Ford Sierra RS Cosworth whale tail - Art of Speed
The Sierra RS Cosworth's bold whale tail didn't impress the higher-ups, but it made it to production nevertheless
Before the original Ford Sierra RS Cosworth was launched in 1985, the term ‘whale tail’ was commonly associated with Porsche’s 911 Turbo, appropriately describing a rear spoiler of outsized proportions conspicuous enough to be a talking point in itself. Who would ever have believed that a humble three-door Ford Sierra would have the nerve to trump it?
But then the original Ford ‘Cossie’ was a revelation in every sense and, for some, invented the idea of a supercar for the common man. Like many a good surprise, it resulted from a chance conversation. Disappointed with the Blue Oval’s poor results in touring car racing in the early ’80s, Ford motorsport boss Stuart Turner suggested putting an experimental turbocharged 16-valve 2-litre Pinto motor, breathed on by Cosworth, in the slow-selling three-door Sierra.
After all, it was rear-drive and, compared to most of the competition, had a fairly slippery shape. It would be good for Ford’s racing ambitions and, with a run of 5000 road-going Cosworths for Group A homologation, good for the Sierra. Lothar Pinske of Ford’s Special Vehicle Engineering division was responsible for the modifications to the Sierra’s bodywork and decreed that there were to be no half measures when it came to keeping the car pinned to the road. Only too aware that the Sierra’s hatchback body suffered significant aerodynamic lift even at moderate speed, he insisted that a big rear wing was the only answer.

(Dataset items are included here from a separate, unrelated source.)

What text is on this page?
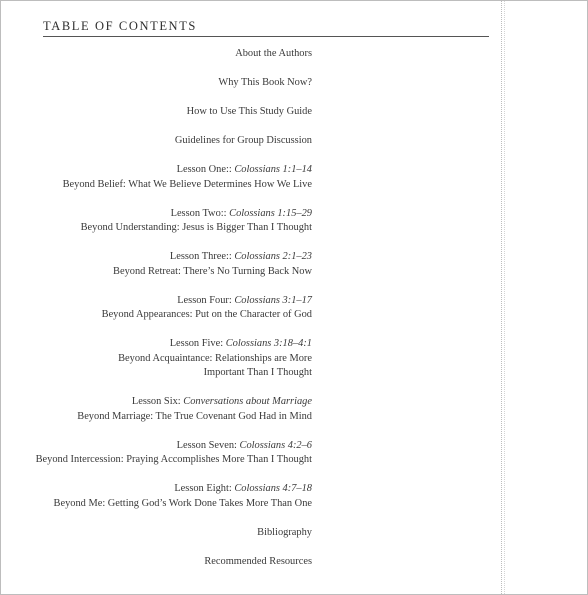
TABLE OF CONTENTS
About the Authors
Why This Book Now?
How to Use This Study Guide
Guidelines for Group Discussion
Lesson One:: Colossians 1:1–14
Beyond Belief: What We Believe Determines How We Live
Lesson Two:: Colossians 1:15–29
Beyond Understanding: Jesus is Bigger Than I Thought
Lesson Three:: Colossians 2:1–23
Beyond Retreat: There’s No Turning Back Now
Lesson Four: Colossians 3:1–17
Beyond Appearances: Put on the Character of God
Lesson Five: Colossians 3:18–4:1
Beyond Acquaintance: Relationships are More
Important Than I Thought
Lesson Six: Conversations about Marriage
Beyond Marriage: The True Covenant God Had in Mind
Lesson Seven: Colossians 4:2–6
Beyond Intercession: Praying Accomplishes More Than I Thought
Lesson Eight: Colossians 4:7–18
Beyond Me: Getting God’s Work Done Takes More Than One
Bibliography
Recommended Resources
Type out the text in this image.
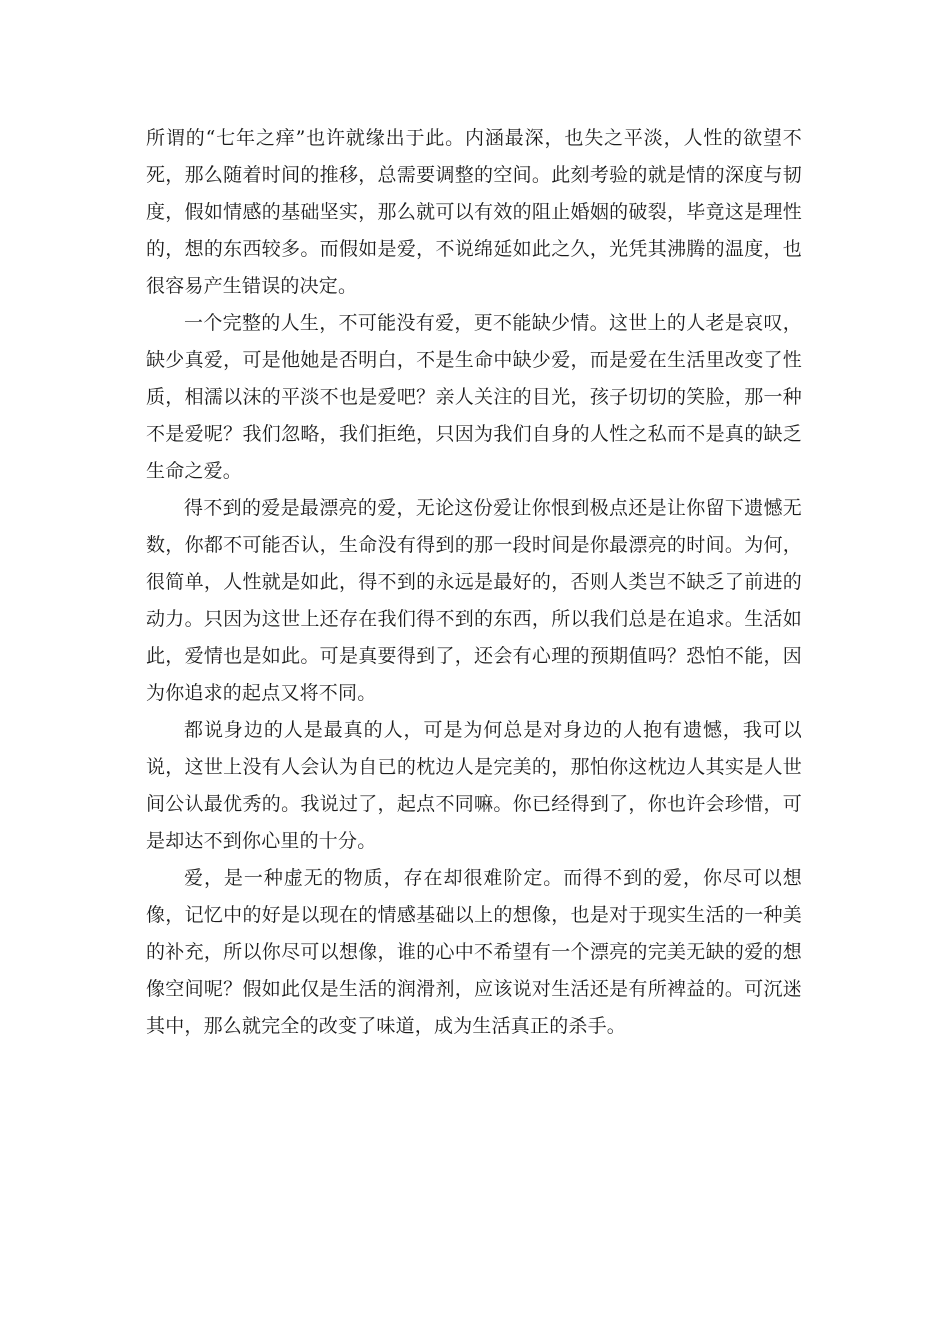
所谓的“七年之痒”也许就缘出于此。内涵最深，也失之平淡，人性的欲望不死，那么随着时间的推移，总需要调整的空间。此刻考验的就是情的深度与韧度，假如情感的基础坚实，那么就可以有效的阻止婚姻的破裂，毕竟这是理性的，想的东西较多。而假如是爱，不说绵延如此之久，光凭其沸腾的温度，也很容易产生错误的决定。

一个完整的人生，不可能没有爱，更不能缺少情。这世上的人老是哀叹，缺少真爱，可是他她是否明白，不是生命中缺少爱，而是爱在生活里改变了性质，相濡以沫的平淡不也是爱吧？亲人关注的目光，孩子切切的笑脸，那一种不是爱呢？我们忽略，我们拒绝，只因为我们自身的人性之私而不是真的缺乏生命之爱。

得不到的爱是最漂亮的爱，无论这份爱让你恨到极点还是让你留下遗憾无数，你都不可能否认，生命没有得到的那一段时间是你最漂亮的时间。为何，很简单，人性就是如此，得不到的永远是最好的，否则人类岂不缺乏了前进的动力。只因为这世上还存在我们得不到的东西，所以我们总是在追求。生活如此，爱情也是如此。可是真要得到了，还会有心理的预期值吗？恐怕不能，因为你追求的起点又将不同。

都说身边的人是最真的人，可是为何总是对身边的人抱有遗憾，我可以说，这世上没有人会认为自已的枕边人是完美的，那怕你这枕边人其实是人世间公认最优秀的。我说过了，起点不同嘛。你已经得到了，你也许会珍惜，可是却达不到你心里的十分。

爱，是一种虚无的物质，存在却很难阶定。而得不到的爱，你尽可以想像，记忆中的好是以现在的情感基础以上的想像，也是对于现实生活的一种美的补充，所以你尽可以想像，谁的心中不希望有一个漂亮的完美无缺的爱的想像空间呢？假如此仅是生活的润滑剂，应该说对生活还是有所裨益的。可沉迷其中，那么就完全的改变了味道，成为生活真正的杀手。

After prolonged wind-tunnel testing and test runs at the Nardò circuit in Italy, a prototype based on an XR4i bodyshell with the necessary aero addenda fashioned from fibreglass and aluminium was presented to the management. The management wasn’t impressed, the huge rear wing in particular attracting the most censure. But Pinske was resolute, insisting that the wing was essential to retain ground contact at the 185mph the racers would be capable of. Tension persisted but, eventually, the Ford designers were given the go-ahead to make a production version based on the prototype.
The whale tail that appeared on the production Cosworth supplied a modest 20 kilos or so of downforce at 70mph, a deliberate softening of the set-up for the racers, though Pinske would have preferred a little more. His wish was subsequently granted with the more powerful RS500, which had a Gurney flap on the trailing edge of the whale tale and an additional lip spoiler at the back of the tailgate, a combination that produced closer to 100kg of downforce at 100mph.
The next ‘Cossie’, based on the Sierra Sapphire saloon and with four-wheel drive, may have been a ‘safer’, stealthier steer, but few gave it a second glance.